You can read more about Amazon Redshift RA3 here:
- https://aws.amazon.com/blogs/big-data/use-amazon-redshift-ra3-with-managed-storage-in-your-modern-data-architecture/
- https://aws.amazon.com/blogs/big-data/announcing-amazon-redshift-data-sharing-preview/
Data Sharing
With Data Sharing, we can configure AWS Redshift in the integration environment for accessing storage of the AWS Redshift instance located in the production environment.
You can find more information about how this works here.
Data Sharing, implementation
The following steps show how to enable Data Sharing between integration and production AWS Redshift servers:
- In AWS Redshift RA3, production environment, run the following statements:
- CREATE DATASHARE example_sharing
- GRANT USAGE ON DATASHARE example_sharing TO ACCOUNT ‘INTEGRATION’
- ALTER DATASHARE example_sharing ADD SCHEMA schema
- ALTER DATASHARE example_sharing SET INCLUDENEW = TRUE FOR SCHEMA schema
2. In AWS Redshift RA3, integration environment, run the following statements:
- CREATE DATABASE example_pro FROM DATASHARE exampe_sharing OF ACCOUNT ‘PRODUCTION’

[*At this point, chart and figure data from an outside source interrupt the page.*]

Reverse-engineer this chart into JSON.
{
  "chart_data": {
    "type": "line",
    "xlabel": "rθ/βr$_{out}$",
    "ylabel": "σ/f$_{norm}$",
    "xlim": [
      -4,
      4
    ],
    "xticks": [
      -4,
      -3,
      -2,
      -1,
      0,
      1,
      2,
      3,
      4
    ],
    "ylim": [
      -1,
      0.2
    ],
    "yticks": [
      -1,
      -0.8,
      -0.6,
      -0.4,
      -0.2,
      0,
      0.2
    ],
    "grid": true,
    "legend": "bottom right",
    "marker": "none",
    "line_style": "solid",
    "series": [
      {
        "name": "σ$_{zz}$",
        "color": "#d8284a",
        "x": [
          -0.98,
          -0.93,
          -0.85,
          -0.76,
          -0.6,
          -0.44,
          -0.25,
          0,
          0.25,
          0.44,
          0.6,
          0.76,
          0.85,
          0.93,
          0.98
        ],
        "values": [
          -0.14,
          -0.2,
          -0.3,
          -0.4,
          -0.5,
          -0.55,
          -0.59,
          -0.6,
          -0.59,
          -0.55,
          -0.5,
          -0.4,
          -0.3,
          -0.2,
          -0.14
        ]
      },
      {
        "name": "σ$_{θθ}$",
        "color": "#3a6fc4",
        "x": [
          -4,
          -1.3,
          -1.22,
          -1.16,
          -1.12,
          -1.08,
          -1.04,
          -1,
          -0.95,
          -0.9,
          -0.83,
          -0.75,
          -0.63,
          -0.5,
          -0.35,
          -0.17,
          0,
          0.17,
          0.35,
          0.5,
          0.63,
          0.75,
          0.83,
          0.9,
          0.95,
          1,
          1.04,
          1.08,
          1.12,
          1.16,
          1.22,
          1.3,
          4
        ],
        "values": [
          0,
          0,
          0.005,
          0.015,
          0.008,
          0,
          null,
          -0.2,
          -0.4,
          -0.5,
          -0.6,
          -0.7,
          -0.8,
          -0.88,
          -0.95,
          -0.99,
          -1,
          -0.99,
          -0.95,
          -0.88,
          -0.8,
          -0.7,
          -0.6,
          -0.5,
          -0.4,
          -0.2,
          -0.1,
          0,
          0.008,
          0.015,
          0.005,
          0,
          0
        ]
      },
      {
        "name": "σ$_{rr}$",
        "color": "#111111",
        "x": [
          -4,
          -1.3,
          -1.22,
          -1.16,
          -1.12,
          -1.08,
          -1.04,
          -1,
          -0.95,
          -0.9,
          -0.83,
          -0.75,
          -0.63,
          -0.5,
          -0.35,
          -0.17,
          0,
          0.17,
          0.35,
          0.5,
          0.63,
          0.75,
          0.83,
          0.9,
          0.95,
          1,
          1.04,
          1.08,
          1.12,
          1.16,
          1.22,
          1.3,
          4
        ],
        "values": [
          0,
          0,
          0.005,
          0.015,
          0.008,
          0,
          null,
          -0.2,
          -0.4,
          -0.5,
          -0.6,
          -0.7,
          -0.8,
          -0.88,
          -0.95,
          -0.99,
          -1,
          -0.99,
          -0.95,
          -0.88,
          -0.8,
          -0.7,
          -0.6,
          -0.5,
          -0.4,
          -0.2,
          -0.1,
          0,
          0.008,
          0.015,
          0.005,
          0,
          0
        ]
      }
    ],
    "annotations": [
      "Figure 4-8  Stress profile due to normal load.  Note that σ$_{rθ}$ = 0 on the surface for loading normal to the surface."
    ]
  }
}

- CREATE EXTERNAL SCHEMA IF NOT EXISTS pro_schema FROM REDSHIFT DATABASE ‘example_pro’ SCHEMA ‘schema’;
- GRANT USAGE ON SCHEMA pro_schema TO schema;
With the above configuration, when using the pro_ prefix in the integration environment, we will be accessing data located in production. This access is read only, so we cannot modify production data in any way.
Conclusion
Through this article we have covered how to resolve the following problems in a Lakehouse and Data Warehouse implemented in AWS S3 and Redshift:
- Users (data engineers, data analysts, data scientists, etc, etc) need to work in pre-production environments with the same volume of data as in production.
- We want to have different and isolated environments: integration, production etc.
- Users need to work with the data in the easiest possible way — without compromising production systems or data
In Adevinta Spain, we have implemented these and other solutions in our Lakehouse and Data Warehouse with the primary objective of enhancing the user experience and reducing the workload required for creating data as products with success. However, we don’t intend to stop here; our goal is to provide our users with the best possible experience. To achieve this, we plan to introduce additional solutions in areas such as cost control, access management, and more.